Steven Greenhut: Conclusion: A Blueprint for Reform
Book editor Greenhut closes by noting the overwhelming power Democrats now wield in the state, controlling all statewide offices and supermajorities in both houses of the Legislature. “Progressives now see California as a place where they can try out their political and social experiments—in the hopes that their visions can become the model for the nation. That often has meant a focus on social engineering rather than, say, transportation engineering. …“California is likely to remain a Democratic bastion for the remainder of our lives, but that’s no reason to give up hope of building a more practical and reform-minded political consensus.”
Which is all the more reason detailed reform proposals are needed. The state’s political, economic and infrastructure systems are buckling under the weight of bad policies. Especially when the current “surplus” runs out, as it will, those in office will be seeking solutions that work.

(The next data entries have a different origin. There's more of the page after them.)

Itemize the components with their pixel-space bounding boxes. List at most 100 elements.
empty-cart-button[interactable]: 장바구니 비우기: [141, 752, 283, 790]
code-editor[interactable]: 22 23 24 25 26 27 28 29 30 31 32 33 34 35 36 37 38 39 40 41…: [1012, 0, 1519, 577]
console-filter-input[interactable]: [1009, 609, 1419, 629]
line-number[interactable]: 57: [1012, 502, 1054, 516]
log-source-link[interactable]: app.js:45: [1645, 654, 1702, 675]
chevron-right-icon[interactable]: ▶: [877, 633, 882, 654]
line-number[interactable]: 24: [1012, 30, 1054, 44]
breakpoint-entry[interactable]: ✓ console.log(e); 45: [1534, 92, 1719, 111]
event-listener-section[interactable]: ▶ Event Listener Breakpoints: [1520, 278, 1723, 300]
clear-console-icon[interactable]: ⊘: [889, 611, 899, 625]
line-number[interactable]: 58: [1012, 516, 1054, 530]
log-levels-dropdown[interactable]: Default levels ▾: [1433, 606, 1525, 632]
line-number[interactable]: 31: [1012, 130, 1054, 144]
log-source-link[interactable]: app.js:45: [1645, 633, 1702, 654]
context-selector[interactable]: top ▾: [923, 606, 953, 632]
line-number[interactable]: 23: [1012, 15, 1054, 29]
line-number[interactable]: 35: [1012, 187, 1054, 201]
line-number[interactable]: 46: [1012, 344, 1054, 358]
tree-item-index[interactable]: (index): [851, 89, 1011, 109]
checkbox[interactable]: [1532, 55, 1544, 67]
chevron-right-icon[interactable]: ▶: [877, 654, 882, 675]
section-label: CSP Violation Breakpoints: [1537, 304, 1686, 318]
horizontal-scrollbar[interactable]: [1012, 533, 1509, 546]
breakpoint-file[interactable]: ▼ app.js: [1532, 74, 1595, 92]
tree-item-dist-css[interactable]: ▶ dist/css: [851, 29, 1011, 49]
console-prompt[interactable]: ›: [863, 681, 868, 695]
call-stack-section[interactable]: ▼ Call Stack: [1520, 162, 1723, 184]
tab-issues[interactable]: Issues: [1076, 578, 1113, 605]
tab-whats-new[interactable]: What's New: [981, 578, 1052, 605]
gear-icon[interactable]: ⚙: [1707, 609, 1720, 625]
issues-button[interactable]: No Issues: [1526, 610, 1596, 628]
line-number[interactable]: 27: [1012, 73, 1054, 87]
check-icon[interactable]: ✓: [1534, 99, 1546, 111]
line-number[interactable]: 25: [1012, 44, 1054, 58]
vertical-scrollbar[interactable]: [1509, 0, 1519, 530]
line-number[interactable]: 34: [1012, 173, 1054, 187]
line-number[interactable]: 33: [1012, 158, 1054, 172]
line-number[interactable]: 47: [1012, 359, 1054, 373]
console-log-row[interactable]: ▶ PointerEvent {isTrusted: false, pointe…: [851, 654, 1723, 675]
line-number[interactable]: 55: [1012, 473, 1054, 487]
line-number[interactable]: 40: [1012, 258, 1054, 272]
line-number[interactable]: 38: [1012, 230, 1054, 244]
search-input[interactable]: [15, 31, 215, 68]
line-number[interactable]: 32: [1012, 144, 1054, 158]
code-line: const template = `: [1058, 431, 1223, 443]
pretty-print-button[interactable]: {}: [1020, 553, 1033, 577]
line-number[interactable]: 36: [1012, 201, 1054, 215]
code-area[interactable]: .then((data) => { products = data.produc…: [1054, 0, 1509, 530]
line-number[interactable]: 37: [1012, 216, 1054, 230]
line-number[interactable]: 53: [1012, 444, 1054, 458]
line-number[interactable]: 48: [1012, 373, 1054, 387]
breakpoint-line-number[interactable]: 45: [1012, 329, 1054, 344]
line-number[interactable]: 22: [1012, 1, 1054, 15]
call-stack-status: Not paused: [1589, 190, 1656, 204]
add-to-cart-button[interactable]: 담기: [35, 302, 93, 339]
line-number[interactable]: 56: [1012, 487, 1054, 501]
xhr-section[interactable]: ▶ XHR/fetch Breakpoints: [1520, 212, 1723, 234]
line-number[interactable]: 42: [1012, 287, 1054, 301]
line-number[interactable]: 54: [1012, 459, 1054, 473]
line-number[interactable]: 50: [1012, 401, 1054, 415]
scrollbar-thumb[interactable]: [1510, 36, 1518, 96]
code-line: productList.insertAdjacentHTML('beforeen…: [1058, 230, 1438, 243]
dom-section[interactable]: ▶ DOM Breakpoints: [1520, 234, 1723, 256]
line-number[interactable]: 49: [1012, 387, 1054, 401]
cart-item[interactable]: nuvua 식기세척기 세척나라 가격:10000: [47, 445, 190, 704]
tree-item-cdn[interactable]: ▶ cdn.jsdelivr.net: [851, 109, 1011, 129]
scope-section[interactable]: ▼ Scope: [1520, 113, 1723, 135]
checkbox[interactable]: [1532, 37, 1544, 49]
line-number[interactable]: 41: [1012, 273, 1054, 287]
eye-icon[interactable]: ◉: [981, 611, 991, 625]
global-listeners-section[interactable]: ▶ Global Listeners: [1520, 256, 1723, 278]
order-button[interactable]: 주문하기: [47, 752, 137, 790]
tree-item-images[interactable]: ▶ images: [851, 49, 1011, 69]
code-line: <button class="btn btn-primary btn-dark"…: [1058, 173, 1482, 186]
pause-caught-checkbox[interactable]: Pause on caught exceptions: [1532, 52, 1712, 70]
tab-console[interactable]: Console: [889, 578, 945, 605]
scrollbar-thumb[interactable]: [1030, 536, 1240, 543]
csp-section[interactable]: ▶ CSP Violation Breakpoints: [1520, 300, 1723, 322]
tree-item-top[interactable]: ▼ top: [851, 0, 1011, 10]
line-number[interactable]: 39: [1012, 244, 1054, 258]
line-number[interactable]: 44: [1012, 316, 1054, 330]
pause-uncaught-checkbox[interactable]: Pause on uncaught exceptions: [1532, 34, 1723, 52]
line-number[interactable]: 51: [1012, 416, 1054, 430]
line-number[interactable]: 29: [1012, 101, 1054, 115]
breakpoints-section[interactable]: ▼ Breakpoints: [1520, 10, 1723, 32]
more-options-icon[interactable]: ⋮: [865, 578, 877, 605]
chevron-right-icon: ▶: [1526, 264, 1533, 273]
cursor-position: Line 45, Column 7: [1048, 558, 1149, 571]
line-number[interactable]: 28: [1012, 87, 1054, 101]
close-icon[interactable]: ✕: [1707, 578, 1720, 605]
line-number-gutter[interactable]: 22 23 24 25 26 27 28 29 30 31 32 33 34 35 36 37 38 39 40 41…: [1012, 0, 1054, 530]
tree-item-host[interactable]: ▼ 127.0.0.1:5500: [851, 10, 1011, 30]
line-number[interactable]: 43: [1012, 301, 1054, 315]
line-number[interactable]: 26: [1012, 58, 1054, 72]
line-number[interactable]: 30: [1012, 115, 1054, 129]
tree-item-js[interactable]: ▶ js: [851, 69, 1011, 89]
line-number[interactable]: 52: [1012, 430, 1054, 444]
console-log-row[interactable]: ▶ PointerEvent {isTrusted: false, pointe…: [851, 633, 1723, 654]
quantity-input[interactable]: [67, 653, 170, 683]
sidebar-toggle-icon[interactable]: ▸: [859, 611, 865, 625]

Greenhut writes Republicans can start reviving their prospects “by embracing the types of practical, quality-of-life-improving reforms that are detailed in this book. A little balance is in order and Lord knows California could benefit from some heightened political competition, a lot less partisanship, and some fresh thinking about new ideas.”
I would end this three-part series of reviews by pointing out the Democratic Party in California itself is not as solid as it may seem. The Jerry Brown-Nancy Pelosi-John Burton Old Guard is giving way. Kamala Harris and Gavin Newsom are an intermediate group, now focused on Oval Office ambitions.
That will leave a younger generation to clean up the mess left behind. The details of the problems are in this book. So are the solutions.